Updating the example above:

import hashlib
import hmac
from flask import abort

def verify_signature(payload_body, secret_token, signature_header):
    """Verify the payload was sent from Studio by validating SHA256.

    Raise and return 403 if not authorized.

    Args:
        payload_body: request body to verify (request.body())
        secret_token: Studio webhook token (WEBHOOK_SECRET)
        signature_header: header (x-datachain-signature-256)
    """
    if not signature_header:
        abort(403, "X-datachain-signature-256 is missing!")
    hash_object = hmac.new(
        secret_token.encode('utf-8'),
        msg=payload_body,
        digestmod=hashlib.sha256
    )
    expected_signature = "sha256=" + hash_object.hexdigest()
    if not hmac.compare_digest(
        expected_signature, signature_header
    ):
        abort(403, "Request signatures didn't match!")

Add the following call in the api receiver.

# Get the signature header
signature = request.headers.get('X-Datachain-Signature-256')

# Re-enable signature verification with improved JSON handling
if signature:
    verify_signature(request.get_data(), secret, signature)
else:
    print("Warning: No signature header found")
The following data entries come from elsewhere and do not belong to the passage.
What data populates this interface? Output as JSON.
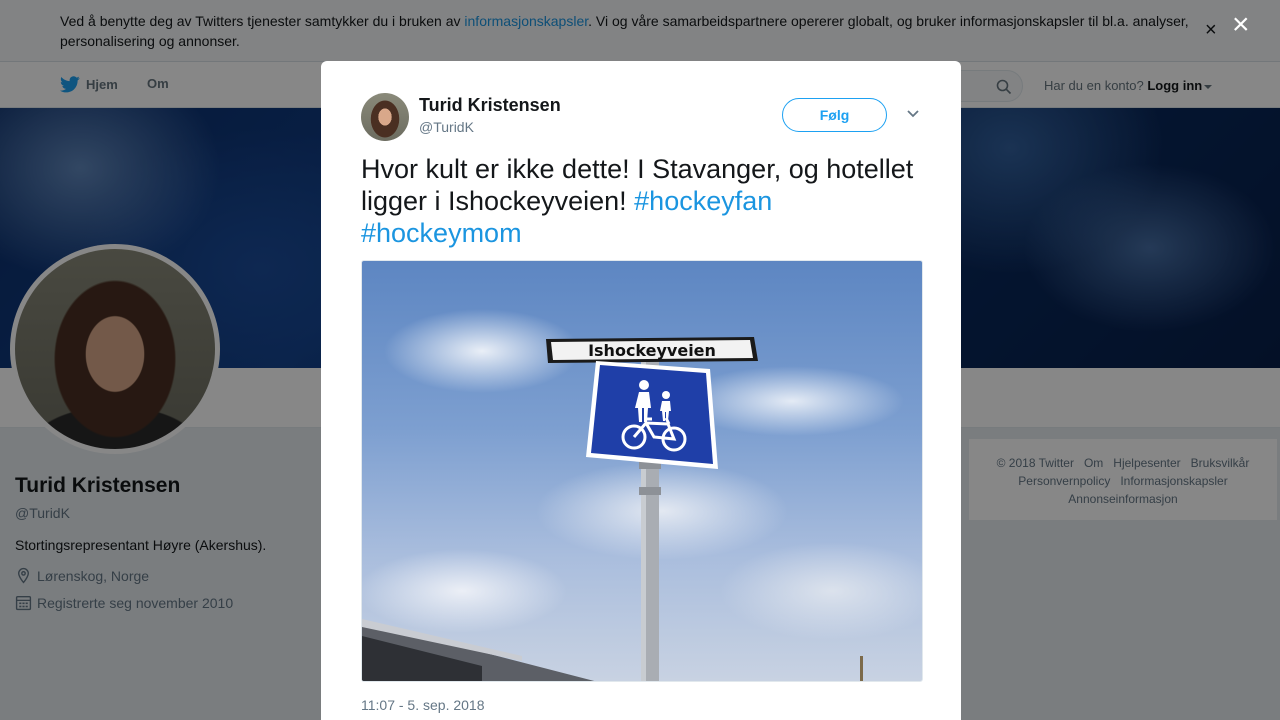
{
  "cookie_banner": {
    "text_before_link": "Ved å benytte deg av Twitters tjenester samtykker du i bruken av ",
    "link_text": "informasjonskapsler",
    "text_after_link": ". Vi og våre samarbeidspartnere opererer globalt, og bruker informasjonskapsler til bl.a. analyser, personalisering og annonser.",
    "close_symbol": "×"
  },
  "nav": {
    "home": "Hjem",
    "about": "Om",
    "account_prompt": "Har du en konto?",
    "login": "Logg inn"
  },
  "profile": {
    "name": "Turid Kristensen",
    "handle": "@TuridK",
    "bio": "Stortingsrepresentant Høyre (Akershus).",
    "location": "Lørenskog, Norge",
    "joined": "Registrerte seg november 2010"
  },
  "footer": {
    "links": [
      "© 2018 Twitter",
      "Om",
      "Hjelpesenter",
      "Bruksvilkår",
      "Personvernpolicy",
      "Informasjonskapsler",
      "Annonseinformasjon"
    ]
  },
  "overlay": {
    "close_symbol": "×"
  },
  "tweet": {
    "author_name": "Turid Kristensen",
    "author_handle": "@TuridK",
    "follow_label": "Følg",
    "text": "Hvor kult er ikke dette! I Stavanger, og hotellet ligger i Ishockeyveien!",
    "hashtags": [
      "#hockeyfan",
      "#hockeymom"
    ],
    "photo_sign_text": "Ishockeyveien",
    "timestamp": "11:07 - 5. sep. 2018"
  },
  "colors": {
    "link": "#1b95e0",
    "follow": "#1da1f2",
    "sign_blue": "#1f3fa8"
  }
}
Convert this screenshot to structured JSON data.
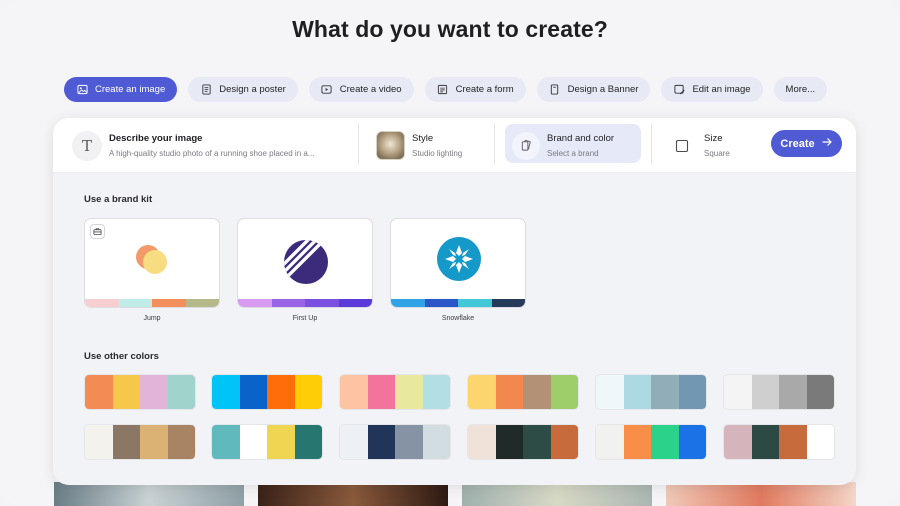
{
  "page": {
    "heading": "What do you want to create?"
  },
  "chips": [
    {
      "label": "Create an image",
      "icon": "image-icon",
      "active": true
    },
    {
      "label": "Design a poster",
      "icon": "document-icon",
      "active": false
    },
    {
      "label": "Create a video",
      "icon": "video-icon",
      "active": false
    },
    {
      "label": "Create a form",
      "icon": "form-icon",
      "active": false
    },
    {
      "label": "Design a Banner",
      "icon": "banner-icon",
      "active": false
    },
    {
      "label": "Edit an image",
      "icon": "edit-image-icon",
      "active": false
    },
    {
      "label": "More...",
      "icon": "",
      "active": false
    }
  ],
  "toolbar": {
    "describe": {
      "title": "Describe your image",
      "value": "A high-quality studio photo of a running shoe placed in a..."
    },
    "style": {
      "title": "Style",
      "value": "Studio lighting"
    },
    "brand": {
      "title": "Brand and color",
      "value": "Select a brand"
    },
    "size": {
      "title": "Size",
      "value": "Square"
    },
    "create_label": "Create"
  },
  "brand_section": {
    "label": "Use a brand kit",
    "kits": [
      {
        "name": "Jump",
        "logo": "jump-logo",
        "colors": [
          "#f8cfd0",
          "#bfece6",
          "#f38e5d",
          "#b5b989"
        ]
      },
      {
        "name": "First Up",
        "logo": "first-up-logo",
        "colors": [
          "#d79bf0",
          "#9a64e6",
          "#7b4fe0",
          "#5b3ad9"
        ]
      },
      {
        "name": "Snowflake",
        "logo": "snowflake-logo",
        "colors": [
          "#2fa3e6",
          "#2a56c8",
          "#43c8d8",
          "#263a5a"
        ]
      }
    ]
  },
  "other_colors": {
    "label": "Use other colors",
    "palettes": [
      [
        "#f38b55",
        "#f6c84a",
        "#e3b4da",
        "#9fd3cb"
      ],
      [
        "#00c4f5",
        "#0a63c8",
        "#ff6d0b",
        "#ffcc08"
      ],
      [
        "#fdc4a3",
        "#f2749c",
        "#e8e89f",
        "#b2dfe3"
      ],
      [
        "#fcd66c",
        "#f3884f",
        "#b29177",
        "#9ece6a"
      ],
      [
        "#eff7fb",
        "#add9e3",
        "#91aeb8",
        "#7197b2"
      ],
      [
        "#f4f4f4",
        "#cfcfcf",
        "#a9a9a9",
        "#7a7a7a"
      ],
      [
        "#f3f2ec",
        "#8a7766",
        "#dcb274",
        "#a88364"
      ],
      [
        "#5fb9bd",
        "#ffffff",
        "#f0d553",
        "#287670"
      ],
      [
        "#edf0f4",
        "#213459",
        "#8593a5",
        "#d2dde2"
      ],
      [
        "#f0e2d9",
        "#202a28",
        "#2d4c45",
        "#c86b3c"
      ],
      [
        "#f1f1ef",
        "#f98e48",
        "#2bd38a",
        "#1b72e6"
      ],
      [
        "#d6b4bb",
        "#2c4a43",
        "#c86b3c",
        "#ffffff"
      ]
    ]
  }
}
Best practices for using Webhooks

  1. You should only subscribe to the webhook events that you need. This will reduce the amount of work your server needs to do.
  2. The webhook secret should be a random string of text with high entropy. You should securely store your webhook secret in a way that your server can access.
  3. You should ensure that your server uses an HTTPS connection. By default, Studio will verify SSL certificates when delivering webhooks. Studio recommends that you leave SSL verification enabled.
  4. Your server should respond with a 2XX response within 10 seconds of receiving a webhook delivery. If your server takes longer than that to respond, then Studio terminates the connection and considers the delivery a failure.
  5. Check the event header and action type before processing the event.
  6. Make sure the endpoints are idempotent meaning if multiple requests for same event is received, the server should handle this.
  7. Datachain Studio may deliver webhooks in a different order than the order in which the events took place. If you need to know when the event occurred relative to another event, you should use the timestamps that are included in the delivery payload.
  8. Consecutive 10 failures to webhook will disable the webhook deliveries.